For a country like Uganda where trading in shares is not a popular business venture among the public – only 42,000 investors (both retail and institutional existed on the Uganda Securities Exchange before the MTN IPO was launched – floating 20 per cent shares was always going to be a hard sell.

The timing was also not that perfect. Uganda’s economy is still emerging from the impact of the Covid-19 pandemic. Lockdown measures are still in place. Schools are still closed while the nightlife – one of the country’s popular tourism sectors – remains largely quiet.

Many Ugandans, who have either lost jobs or taken salary cuts, lack disposable income to invest in shares. The performance of the Uganda Securities Exchange has also not excited potential investors. A number of counters such as Umeme, Uganda Clays and National Insurance Corporation are trading at levels below their IPO prices.

Even when companies have strong fundamental factors for future growth, the fact that the securities exchange has few retail investors means that share prices can hardly move upwards.

Ugandans hardly look at a company’s fundamentals to make investment decisions on whether to buy shares or not. They tend to move with a wave, such as Safaricom’s IPO in 2008.

This creates a major problem of being ignorant about the company. The MTN IPO has received a lot of criticism on social media platforms, some of which has been biased and based on lack of understanding of the stock.

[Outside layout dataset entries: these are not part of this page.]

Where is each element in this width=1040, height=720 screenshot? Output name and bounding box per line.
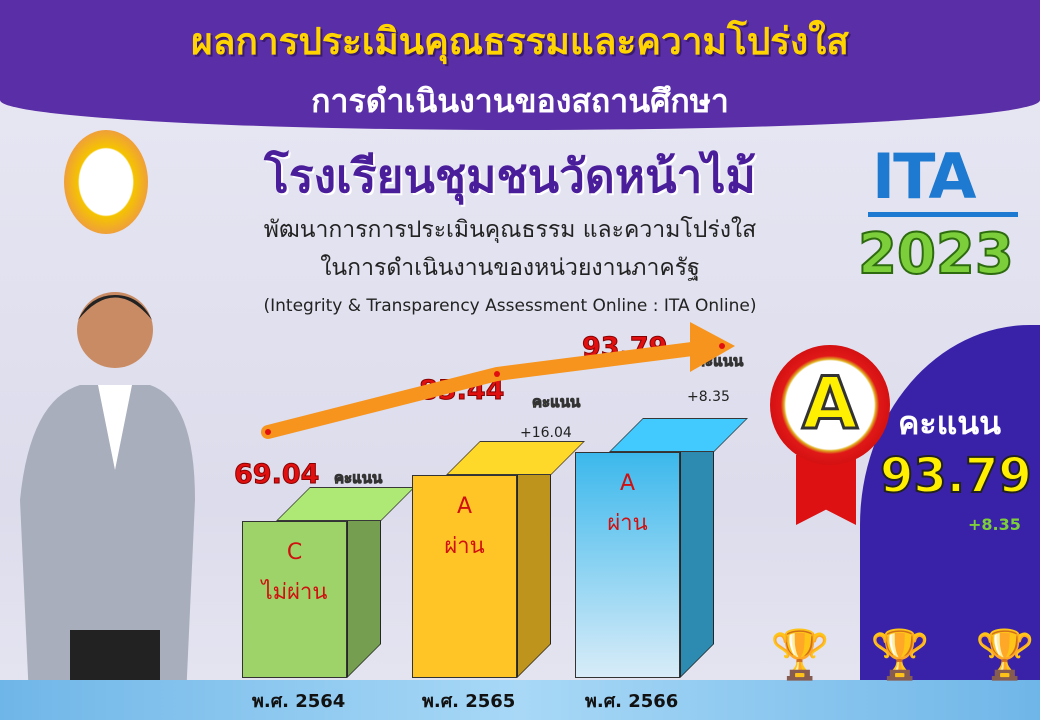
ita-logo: ITA (872, 140, 977, 213)
bar (242, 521, 347, 678)
trophy-icon: 🏆 (870, 627, 930, 683)
school-name: โรงเรียนชุมชนวัดหน้าไม้ (264, 149, 756, 203)
header-banner: ผลการประเมินคุณธรรมและความโปร่งใส การดำเ… (0, 0, 1040, 130)
main-title: ผลการประเมินคุณธรรมและความโปร่งใส (191, 20, 849, 63)
bar-status: ไม่ผ่าน (261, 580, 328, 606)
trend-point (265, 429, 271, 435)
bar-grade: A (619, 470, 636, 496)
school-logo (64, 130, 148, 234)
score-label: คะแนน (898, 404, 1001, 442)
bar (575, 451, 680, 678)
x-tick-label: พ.ศ. 2566 (585, 691, 679, 712)
x-tick-label: พ.ศ. 2565 (422, 691, 516, 712)
description-line-1: พัฒนาการการประเมินคุณธรรม และความโปร่งใส (263, 217, 757, 243)
grade-rosette-icon: A (770, 345, 890, 465)
main-subtitle: การดำเนินงานของสถานศึกษา (311, 82, 729, 120)
bar-status: ผ่าน (607, 510, 648, 536)
trend-line (261, 341, 707, 439)
trophy-icon: 🏆 (975, 627, 1035, 683)
trophy-icon: 🏆 (770, 627, 830, 683)
trend-point (494, 371, 500, 377)
ita-year: 2023 (857, 221, 1015, 288)
bar-status: ผ่าน (444, 534, 485, 560)
increment-label: +8.35 (687, 388, 730, 405)
increment-label: +16.04 (520, 425, 572, 442)
unit-label: คะแนน (333, 469, 383, 488)
description-line-3: (Integrity & Transparency Assessment Onl… (263, 296, 757, 316)
trend-arrowhead (690, 322, 735, 372)
value-label: 69.04 (233, 459, 320, 491)
grade-letter: A (801, 360, 860, 447)
score-value: 93.79 (879, 447, 1033, 505)
bar-grade: C (286, 540, 303, 566)
bar-grade: A (456, 494, 473, 520)
score-delta: +8.35 (968, 515, 1021, 534)
bar (412, 475, 517, 678)
bottom-band (0, 680, 1040, 720)
ita-underline (868, 212, 1018, 217)
x-tick-label: พ.ศ. 2564 (252, 691, 346, 712)
unit-label: คะแนน (531, 393, 581, 412)
description-line-2: ในการดำเนินงานของหน่วยงานภาครัฐ (320, 255, 700, 281)
trend-point (719, 343, 725, 349)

However, to blame MTN’s poor performance on external factors would be unfair. The under-subscription has everything to do with MTN’s internal decisions as it was with the external factors.

MTN’s public education of the IPO appeared weak at times, and there was an indication that it took the market for granted. Road shows, where investors were to be educated on the IPO, also faced the challenge of respecting government’s standard operating procedures of limiting gatherings to 200 people.

However, the telecom company did not do enough to use the other easier available channels to educate the public. At least two things came up in different social media platforms – the price of the share and whether mobile money was part of the products that formed part of the IPO.

There is an argument that the MTN share price of Shs 200 had been overpriced. And it appeared that MTN had taken this decision so that more retail investors can hold onto its stock in case the share price drops in the early weeks of its listing, which appears is what will happen.

A lawsuit by maverick lawyer Male Mabirizi questioning the legality of the MTN IPO had the potential to scare international investors. Stocks do not like such noise, and the chances of investors getting worried is high. Mabirizi’s lawsuit and the social media firestorm that accompanied MTN’s IPO appeared to scare away investors.

MTN appeared to have acted too late to tackle these problems. When the telecom company announced that it had raised the share purchase cap to Shs 20 million, up from Shs 5 million, three days to the closure of the IPO, as part of a last-minute attempt to salvage the stock, and get more investors to make a huge swoop, it was too little too late.